Margin charged = (Lots x contract size) / leverage
= (2 x 100000)/2000
= 100 EUR
Dynamic margin requirements
Most trading instruments have dynamic margin requirements, meaning the margin required changes as leverage changes. The higher the leverage, the less margin is required, and vice versa.
For instruments with dynamic margin requirements, leverage automatically changes:
- When your trading account’s equity changes.
- During the publication of important economic news.
- 3 hours before and 1 hour after weekend market closure and holiday breaks.
You can verify the margin requirements of any trading instrument with the investment calculator, or read about margin requirements and leverage rules on our website.
Fixed margin requirements
Some trading instruments present fixed margin requirements, meaning regardless of leverage set, margin required to open the order remains the same.
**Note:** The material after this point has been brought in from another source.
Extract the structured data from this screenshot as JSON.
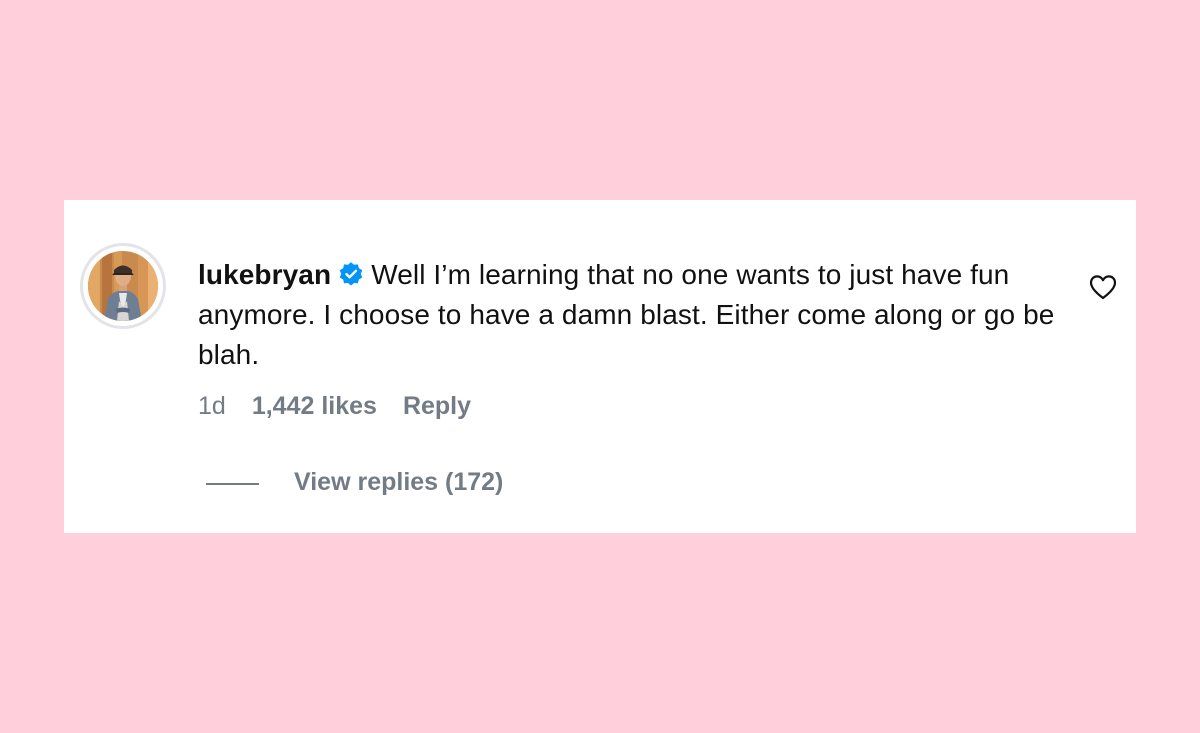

These financial instruments include the following groups:
- Exotic (currency pairs)
- Cryptocurrencies
- Commodities (Energies)
- Stocks
- Indices
- XPD (currency pairs)
- XPT (currency pairs)
The margin held for these instruments will depend on the instrument and is not affected by the leverage set (including unlimited leverage). These instruments are also always subject to higher margin requirement rules.
Higher margin requirements (HMR)
Higher amounts of margin are required to open an order during key events and specific time periods which impact the general volatility of the market; these periods are known as HMR (higher margin requirements) periods.
In most cases, the maximum leverage available for new orders opened during this time is set to 1:200 automatically. An email notification is sent to the trading platform’s Mailbox should this impact your trading account and includes a list of affected instruments and the HMR duration.
To keep track of high-importance news, you can also refer to our economic calendar.
When this happens the Exness Terminal and Exness Trade will display a three-red-line symbol next to the instruments affected by the HMR period.
The HMR period can be extended based on risk management decisions depending on the impact of the news.
How do HMR periods affect dynamic margin requirements?
HMR results in a maximum leverage of 1:200. This is applied to new orders or orders reopened as a result of other closed positions during:
- News releases
- Weekends and public holidays
News releases
Orders opened 15 minutes before and 5 minutes after the news release will have HMR applied (max 1:200 leverage).
This mitigates the trader’s exposure to the risk of price instability during economic events. 5 minutes after the news release, HMR is lifted and margin requirements are recalculated based on the equity of the trading account and its leverage.
Weekends and public holidays
Forex and metal trading instruments are subject to trading breaks during the weekend and public holidays. HMR (max 1:200 leverage) is applied to these instruments in the 3 hours before the market closes, and for 1 hour after the market reopens.
How do HMR periods affect fixed margin requirements?
- For Stocks:
- HMR of 20% (max 1:5 leverage) applies to a specific stock 6 trading hours before and lasts 20 minutes after the publishing of its company financial report. Refer to the stock announcement dates to prepare for the HMR period.
- HMR of 20% (max 1:5 leverage) is also applicable to stocks 15 minutes before market closing time up until 20 minutes after the market reopens.
- For Commodities:
- UK Oil and US Oil have an HMR of 5% (max 1:20 leverage) during high-importance news and weekend breaks.
- UKOIL starts from 08:00 GMT+0 on Friday to 00:30 GMT+0 on Monday.
- USOIL starts from 16:45 GMT+0 on Friday to 22:59 GMT+0 on Sunday.
- XNGUSD has a fixed margin rate (FMR) of 5%. During HMR, leverage will be limited to 2% (max 1:5 leverage).
- Orders placed on Gold within 30 minutes of the daily break, economic news, weekends, and holidays are subject to HMR, with leverage restricted to 1:1000 or less.
- Indices are subject to HMR every day which varies for each index.
Note: BTCUSD and BTC pairs will have fixed margin requirements during the HMR.